Now, about these squares. The miter square is made from walnut with oak dowels pinning things together at a 45* angle. I cut the bridle joint with a small tenon saw and chiseled out the waste with a mortise chisel and then refined it by paring away at whichever side of the bottom of the bridle needed material removed to get my 45* angle. I established a true 45* angle on a test board by basically using this method. One more reason that dividers are one of the most valuable tools in the shop. When you strike these lines on your test board, I recommend that you use a knife rather than a pencil. A knife leaves a much more precise line.
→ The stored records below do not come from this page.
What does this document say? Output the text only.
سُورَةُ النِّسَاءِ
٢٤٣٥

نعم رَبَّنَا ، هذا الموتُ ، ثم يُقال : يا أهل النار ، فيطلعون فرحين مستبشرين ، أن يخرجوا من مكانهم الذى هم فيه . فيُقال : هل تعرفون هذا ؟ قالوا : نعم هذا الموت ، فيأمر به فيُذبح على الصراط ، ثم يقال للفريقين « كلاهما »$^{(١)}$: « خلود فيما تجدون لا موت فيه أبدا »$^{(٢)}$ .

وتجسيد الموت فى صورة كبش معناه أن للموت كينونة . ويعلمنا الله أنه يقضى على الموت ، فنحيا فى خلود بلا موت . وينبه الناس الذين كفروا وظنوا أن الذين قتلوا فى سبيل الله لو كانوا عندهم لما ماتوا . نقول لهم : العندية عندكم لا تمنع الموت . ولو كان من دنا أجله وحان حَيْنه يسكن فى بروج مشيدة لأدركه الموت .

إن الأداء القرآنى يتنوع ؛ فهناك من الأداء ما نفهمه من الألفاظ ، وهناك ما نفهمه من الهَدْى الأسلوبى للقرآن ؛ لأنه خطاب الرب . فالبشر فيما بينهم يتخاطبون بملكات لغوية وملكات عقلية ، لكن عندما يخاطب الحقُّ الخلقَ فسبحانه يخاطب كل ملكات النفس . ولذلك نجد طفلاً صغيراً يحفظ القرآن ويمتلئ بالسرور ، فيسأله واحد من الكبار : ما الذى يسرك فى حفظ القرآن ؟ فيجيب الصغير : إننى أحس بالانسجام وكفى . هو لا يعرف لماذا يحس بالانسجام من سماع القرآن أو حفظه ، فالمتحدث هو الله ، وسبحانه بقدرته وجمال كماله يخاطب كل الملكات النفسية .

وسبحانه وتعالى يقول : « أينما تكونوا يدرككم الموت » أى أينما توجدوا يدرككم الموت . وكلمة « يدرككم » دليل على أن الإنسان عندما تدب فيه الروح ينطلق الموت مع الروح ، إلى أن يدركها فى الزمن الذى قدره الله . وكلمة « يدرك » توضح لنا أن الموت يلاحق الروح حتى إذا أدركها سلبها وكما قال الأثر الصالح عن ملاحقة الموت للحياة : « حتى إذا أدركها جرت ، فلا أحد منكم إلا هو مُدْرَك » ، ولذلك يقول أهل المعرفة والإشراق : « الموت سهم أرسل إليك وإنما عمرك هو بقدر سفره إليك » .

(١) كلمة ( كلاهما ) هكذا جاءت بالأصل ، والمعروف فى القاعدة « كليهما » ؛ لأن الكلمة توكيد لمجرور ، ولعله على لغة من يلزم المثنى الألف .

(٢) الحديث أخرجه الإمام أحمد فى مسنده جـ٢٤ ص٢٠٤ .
The two try squared are made from beech with walnut dowels pegging things square. These squares started out as a piece of 1 3/4" x 1 3/4" beech, 18" long. I marked a line about 7/8" on the edge of the beech for the stock and ripped it with my D-8 rip saw, making sure when I marked it to orient things so that I'd wind up with quarter-sawn wood, much more stable. Then I took the remaining length of wood and ripped that in half for the blades. I planed the 7/8" stock down to about 3/4" and then made both edges square to the face and cut this into the lengths I needed for my two stocks; in this case 10" and 6". Next I cut the cheeks of a 1/4"wide bridle joint as I did with the miter square and then planed the blades to thickness to fit in the joint. Then it was a matter of squaring the blade to the stock using the same test board I'd used for the miter square and truing it to the 90* line that was established in the process of finding the 45* angle. If you're square to this line, flip the stock 180* so that the blade is on the other side of the line and if you're still square to the line, your square is actually square. At this point it's time to glue the blade into the bridle joint in the stock and let it set for a few hours. Then come back and drill holes for the dowels and glue those in. Once the glue set on these I pared away the excess with a sharp chisel and cut the decorative ends on the stock and the blade. This was traditional on craftsmen made 18th century squares. Made a few passes with a smooth plane to dress everything up nice and then I just finished with a few coats of danish oil.
I'm happy with the way these turned out and I think I'd like to make one more, maybe about a 4" or 5" version of the try square. The two I've made so far are a 15" and a 9" blade length. These are fun to make and really not that complicated and they'll serve you well for many years. And I always get so much more satisfaction using tools that I've made when I'm working on a project. Now I just need to find time to put them to use on some of these incomplete projects around the shop.